Ingrid Pitt, star of many movies, shares her Holocaust experience in a film for the first time.
Bill Plympton, two-time Academy Award nominee is designing and lending his animation.
For more on Bill’s work, please visit: http://plymptoons.com
DIRECTOR’S STATEMENT:
Everyone has been touched by the Holocaust. I am directing an animated short based on the experience of Holocaust survivor, Ingrid Pitt, who later became a film and television star with animator Bill Plympton.
It’s an interesting and unique story. In 1937, Ingoushka Petrov was born in Poland to a German father and a Jewish mother. When the Nazis invaded, she and her family were imprisoned in the Stutthof concentration camp in Poland.
“Ingrid Pitt: Beyond The Forest” is a short film that depicts her struggle and ultimate survival. It is to be directed by me, Kevin Sean Michaels and animated by two-time Academy Award nominee Bill Plympton (www.plymptoons.com).

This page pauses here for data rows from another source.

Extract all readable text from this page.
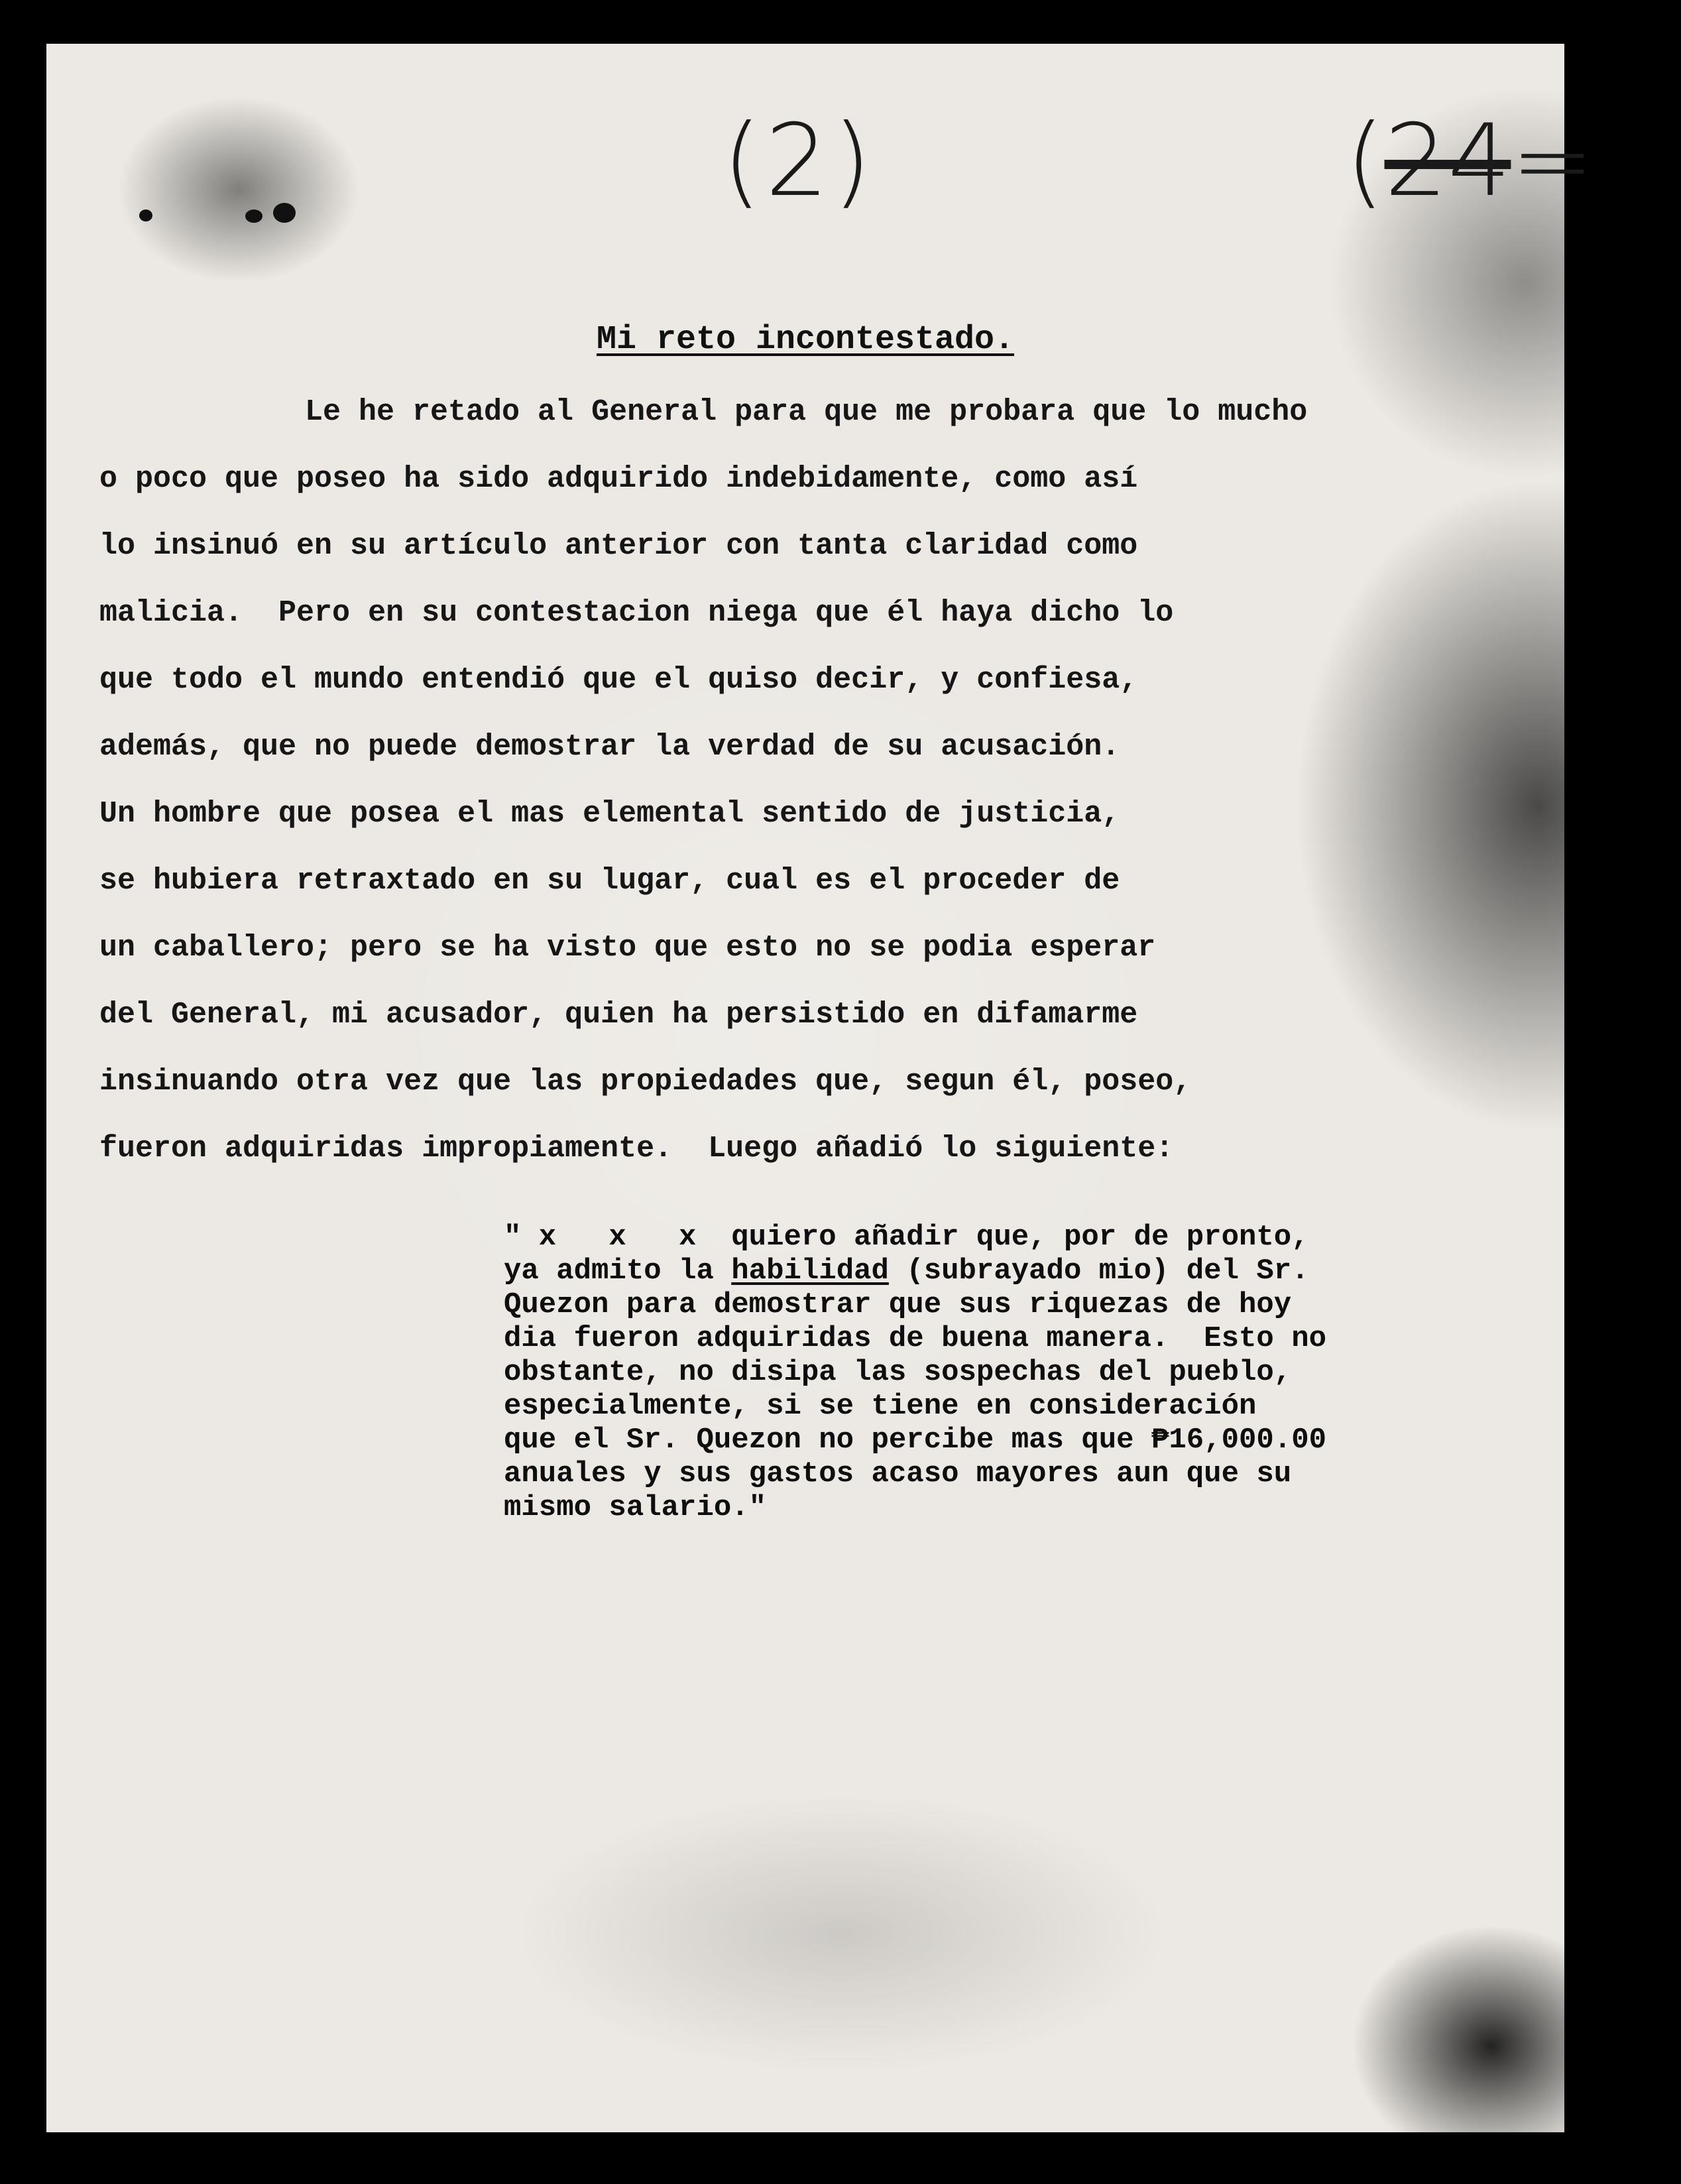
(2)	(24=
Mi reto incontestado.
Le he retado al General para que me probara que lo mucho
o poco que poseo ha sido adquirido indebidamente, como así
lo insinuó en su artículo anterior con tanta claridad como
malicia.  Pero en su contestacion niega que él haya dicho lo
que todo el mundo entendió que el quiso decir, y confiesa,
además, que no puede demostrar la verdad de su acusación.
Un hombre que posea el mas elemental sentido de justicia,
se hubiera retraxtado en su lugar, cual es el proceder de
un caballero; pero se ha visto que esto no se podia esperar
del General, mi acusador, quien ha persistido en difamarme
insinuando otra vez que las propiedades que, segun él, poseo,
fueron adquiridas impropiamente.  Luego añadió lo siguiente:
" x   x   x  quiero añadir que, por de pronto,
ya admito la habilidad (subrayado mio) del Sr.
Quezon para demostrar que sus riquezas de hoy
dia fueron adquiridas de buena manera.  Esto no
obstante, no disipa las sospechas del pueblo,
especialmente, si se tiene en consideración
que el Sr. Quezon no percibe mas que ₱16,000.00
anuales y sus gastos acaso mayores aun que su
mismo salario."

The evacuation of prisoners from the Stutthof camp system in northern Poland began in January 1945. Ingrid and her mother were sent to the gas chamber. They sat there for hours. Nothing happened. They were told by SS guards that the camp ran out of the supply of gassing agent Zyklon B. The group of prisoners were told to march, ultimately a death sentence. As the prisoners moved along the road outside the camp, the SS guards were attacked by Soviet forces on the ground and by air by the British.

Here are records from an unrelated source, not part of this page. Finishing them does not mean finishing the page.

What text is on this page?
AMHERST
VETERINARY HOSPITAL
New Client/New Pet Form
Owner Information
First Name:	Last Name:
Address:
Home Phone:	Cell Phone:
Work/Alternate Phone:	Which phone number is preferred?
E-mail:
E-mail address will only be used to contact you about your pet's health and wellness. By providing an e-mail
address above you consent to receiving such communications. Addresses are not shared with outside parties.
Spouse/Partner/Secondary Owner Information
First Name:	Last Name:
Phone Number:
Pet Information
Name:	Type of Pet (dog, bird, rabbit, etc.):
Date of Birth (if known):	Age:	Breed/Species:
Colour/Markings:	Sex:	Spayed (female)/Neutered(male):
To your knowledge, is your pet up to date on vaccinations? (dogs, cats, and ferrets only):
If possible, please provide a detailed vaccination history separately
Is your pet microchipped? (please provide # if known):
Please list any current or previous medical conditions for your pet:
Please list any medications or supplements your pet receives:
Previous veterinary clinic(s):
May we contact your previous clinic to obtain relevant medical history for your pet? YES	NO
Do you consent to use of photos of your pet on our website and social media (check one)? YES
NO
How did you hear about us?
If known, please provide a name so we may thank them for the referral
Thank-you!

Pitt and her mother jumped into a ditch and pretended to be dead. They escaped into the woods, never to look back.
Like Anne Frank, she dreamed of starring in movies after the war.
In Berlin, Germany in the 1950s, Ingrid married an American soldier and ended up living in California. After her marriage failed, she returned to Europe but after a small role in a film, she headed to Hollywood where she worked as a waitress while trying to make a career in the movies.
In the early 1960s Pitt was a member of the prestigious Berliner Ensemble, under the guidance of Bertolt Brecht’s widow, Helene Weigel. In 1965 she debuted in Doctor Zhivago, playing a minor role. In 1968 she co-starred in the science fiction film The Omegans and in the same year played in Where Eagles Dare opposite Richard Burton and Clint Eastwood.
In the 1970s, her work with Hammer Film Productions movies, and on television that elevated her to a household name in the UK. In total, Pitt has appeared in over 30 movies.